Athlete's Heart: Endurance vs. Resistance Training Effects
Athlete's heart is primarily caused by years of endurance training, which produces volume overload and eccentric cardiac remodeling, while decades of resistance (weight) training produces minimal cardiac changes—primarily modest increases in left ventricular wall thickness without significant chamber enlargement or atrial/ventricular cavity expansion 1.
Endurance Training: The Classic Athlete's Heart
The cardiac adaptations from endurance training follow a clear dose-response relationship, typically requiring >10-15 hours/week of intensive conditioning 1. Endurance exercise creates volume overload through sustained increases in cardiac output and reduced peripheral vascular resistance, leading to:
- Increased left and right ventricular cavity size (end-diastolic volume)
- Increased left and right atrial volumes
- Increased right ventricular size
- Mild increases in aortic root dimensions
- Balanced, harmonic remodeling with relative wall thickness maintained between 0.30-0.45 1
The key physiologic principle: endurance training causes eccentric hypertrophy—proportional increases in both chamber size and wall thickness, maintaining normal geometry 1.

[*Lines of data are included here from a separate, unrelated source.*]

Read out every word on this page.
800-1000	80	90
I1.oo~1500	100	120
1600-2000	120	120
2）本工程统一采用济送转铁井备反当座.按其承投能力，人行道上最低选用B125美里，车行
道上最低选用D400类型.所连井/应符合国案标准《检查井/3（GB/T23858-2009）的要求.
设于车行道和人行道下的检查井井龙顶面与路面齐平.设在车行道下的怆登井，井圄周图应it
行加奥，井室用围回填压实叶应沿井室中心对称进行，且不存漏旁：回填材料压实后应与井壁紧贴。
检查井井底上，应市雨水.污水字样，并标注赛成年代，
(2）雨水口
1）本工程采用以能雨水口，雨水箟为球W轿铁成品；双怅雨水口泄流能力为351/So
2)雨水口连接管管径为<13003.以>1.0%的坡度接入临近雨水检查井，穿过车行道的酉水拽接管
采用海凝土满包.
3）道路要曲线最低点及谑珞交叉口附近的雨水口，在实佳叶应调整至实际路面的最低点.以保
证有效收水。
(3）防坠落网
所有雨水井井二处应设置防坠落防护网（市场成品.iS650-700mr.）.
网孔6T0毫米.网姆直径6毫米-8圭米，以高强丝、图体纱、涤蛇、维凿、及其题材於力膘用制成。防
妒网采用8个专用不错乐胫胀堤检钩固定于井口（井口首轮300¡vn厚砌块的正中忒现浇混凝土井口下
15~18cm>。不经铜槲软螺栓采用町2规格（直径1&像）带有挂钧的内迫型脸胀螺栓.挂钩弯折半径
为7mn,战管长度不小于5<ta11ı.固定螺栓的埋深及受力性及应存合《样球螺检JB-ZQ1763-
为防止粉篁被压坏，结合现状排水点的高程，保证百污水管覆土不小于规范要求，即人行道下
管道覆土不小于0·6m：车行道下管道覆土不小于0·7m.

Recent high-quality evidence confirms these adaptations are benign. A 2021 cardiac MRI study of masters endurance athletes (averaging 26 years of intensive training) found no myocardial fibrosis, no late gadolinium enhancement, normal extracellular volume, and preserved ventricular function—definitively refuting concerns about long-term cardiac damage from endurance training 2.
Resistance Training: Minimal Cardiac Impact
In stark contrast, strength/resistance training produces fundamentally different and far more limited cardiac effects 1. The 2018 European guidelines are unequivocal:
- Strength training does NOT substantially change left atrial size 1
- Strength training does NOT substantially change right ventricular size 1
- Power disciplines have only trivial impact on aortic root dimensions 1
The hemodynamic mechanism explains this difference: isometric exercise creates pressure overload with transient increases in peripheral resistance but minimal increases in cardiac output 1. This theoretically should cause concentric hypertrophy (increased wall thickness without cavity enlargement).
What Actually Happens with Decades of Weight Training
The American Heart Association's 2007 scientific statement on resistance exercise provides the definitive answer 3:
- Modest increases in left ventricular wall thickness and mass—but values remain in the upper range of normal, untrained subjects
- Little to NO change in left ventricular internal diameter
- When indexed to body weight or lean body mass, the wall thickness increases often disappear entirely
- Typically symmetric hypertrophy (if present at all)
- No change in resting heart rate or blood pressure
- Preserved diastolic function
A critical caveat: The modest wall thickness increases seen in resistance athletes are proportional to increased skeletal muscle mass 3. This suggests the cardiac changes may simply reflect larger body size rather than true training-induced remodeling.
Older research from 1988 confirms: resistance training causes increased absolute left ventricular wall thickness and mass, but these increases are not evident when expressed relative to body surface area or lean body mass 4.
Clinical Implications and Pitfalls
The heart of an athlete is always characterized by harmonic and consistent increases in ALL cardiac chambers—disproportionate remodeling suggests pathology, not physiology 1.
Key Distinguishing Features:
Endurance athlete's heart:
- Enlarged LV cavity (end-diastolic diameter typically 54.8 mm) 5
- Enlarged atria bilaterally
- Enlarged RV
- Preserved systolic function
- Relative wall thickness 0.30-0.45 1
Resistance athlete's heart:
- Normal or minimally increased LV wall thickness
- Normal LV cavity size (52.4 mm) 5
- Normal atrial sizes
- Normal RV size
- No functional impairment
Critical Pitfall to Avoid:
Do not confuse body size effects with training effects. A 2013 meta-analysis demonstrated that body surface area significantly impacts LV mass, RV mass, and LA diameter 5. Large, muscular resistance athletes may have proportionally larger hearts simply because they have larger bodies—not because weight training caused pathologic hypertrophy.
Age-Related Considerations
Master athletes (older endurance athletes) show lower LV volumes and mass compared to younger athletes, though still higher than age-matched sedentary controls 1. Importantly, diastolic function changes in master athletes reflect normal aging, not training-induced damage—exercise does not prevent age-related impairment of early diastolic filling 1.
The Bottom Line on Long-Term Effects
Decades of endurance training produce significant but entirely physiologic cardiac remodeling with no evidence of myocardial damage, fibrosis, or dysfunction 2, 6. Decades of resistance training produce minimal cardiac changes that are proportional to body size and remain within normal limits 3, 4. Neither training modality causes pathologic cardiac effects when performed without performance-enhancing drugs 1.